(K)eine Frage des Geschmacks
Thema: Eine kurze Geschichte über eine
Abschlussprüfung

Voller Ungeduld wartete Harald darauf, dass er endlich an der Reihe war. Aber der Prüfer ließ sich Zeit. Er ging, begleitet von einer Assistentin und einem Assistenten, von Arbeitsplatz zu Arbeitsplatz und schaute sich jede Kreation genauestens an. Er drehte sie hin und her, testete die Konsistenz und probierte am Ende auch einen Bissen.

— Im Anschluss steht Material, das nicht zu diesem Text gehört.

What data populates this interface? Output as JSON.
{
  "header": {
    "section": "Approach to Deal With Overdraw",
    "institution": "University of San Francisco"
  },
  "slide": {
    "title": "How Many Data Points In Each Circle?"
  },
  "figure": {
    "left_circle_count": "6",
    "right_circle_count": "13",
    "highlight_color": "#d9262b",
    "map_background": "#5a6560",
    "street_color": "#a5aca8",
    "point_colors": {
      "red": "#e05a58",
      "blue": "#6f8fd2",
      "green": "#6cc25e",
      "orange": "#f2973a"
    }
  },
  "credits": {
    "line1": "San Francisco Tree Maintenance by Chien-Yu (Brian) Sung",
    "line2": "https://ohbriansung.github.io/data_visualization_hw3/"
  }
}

Aber dann war es so weit: „Aha, unser Herr Streitmeier ist an der Reihe. Aber lassen Sie mich vorweg noch sagen, wie toll ich es finde, dass Sie im Alter von 69 Jahren noch eine Konditorlehre abschließen möchten.“
„Danke, Herr Oberbecker, ich habe schon immer leidenschaftlich gern gebacken und Torten kreiert. Und eigentlich war das schon seit Kindertagen mein Berufswunsch gewesen. Leider ist er bis dato nicht in Erfüllung gegangen. Aber jetzt, wo ich pensioniert bin, und Zeit habe, wollte ich das einfach nachholen und sagen können: ‚Ich bin ein Konditor!‘“
„Na, das klingt doch hervorragend. Ihre theoretische Prüfung war ja auch sehr überzeugend. Aber jetzt schauen wir uns mal Ihre Kreation zum Thema ‚Freestyle‘ an. Ja, was haben wir denn da: Ein Delfin, der auf einer Welle schwimmt. Das ist ja wirklich großartig und sehr interessant, vor allem, wie sie das Ganze ausbalanciert haben. Ein richtiges kleines Meisterwerk!“
„Danke!“, sagte Harald, mit einem breiten Lächeln auf den Lippen, während Prüfer Oberbecker den Delfin langsam herumdrehte und alles genauestens unter die Lupe nahm: „Er besteht aus mehreren, sich abwechselnden Schichten von Vanille-Mandel-Kuchen und Kirschgelee, ummantelt mit Marzipan. Die Welle ist ein Schokoladenkuchen mit Schoko-Überzug. Da habe ich etwas Stabileres verwendet, damit das Ganze auch gut hält.“
„Schön, Herr Streitmeier, sehr schön!“ Herr Oberbecker schien zufrieden, doch dann zog er plötzlich die Augenbraun zusammen: „Aber was haben Sie denn da an die Seite geschrieben ‚Rettungsdelphin‘“?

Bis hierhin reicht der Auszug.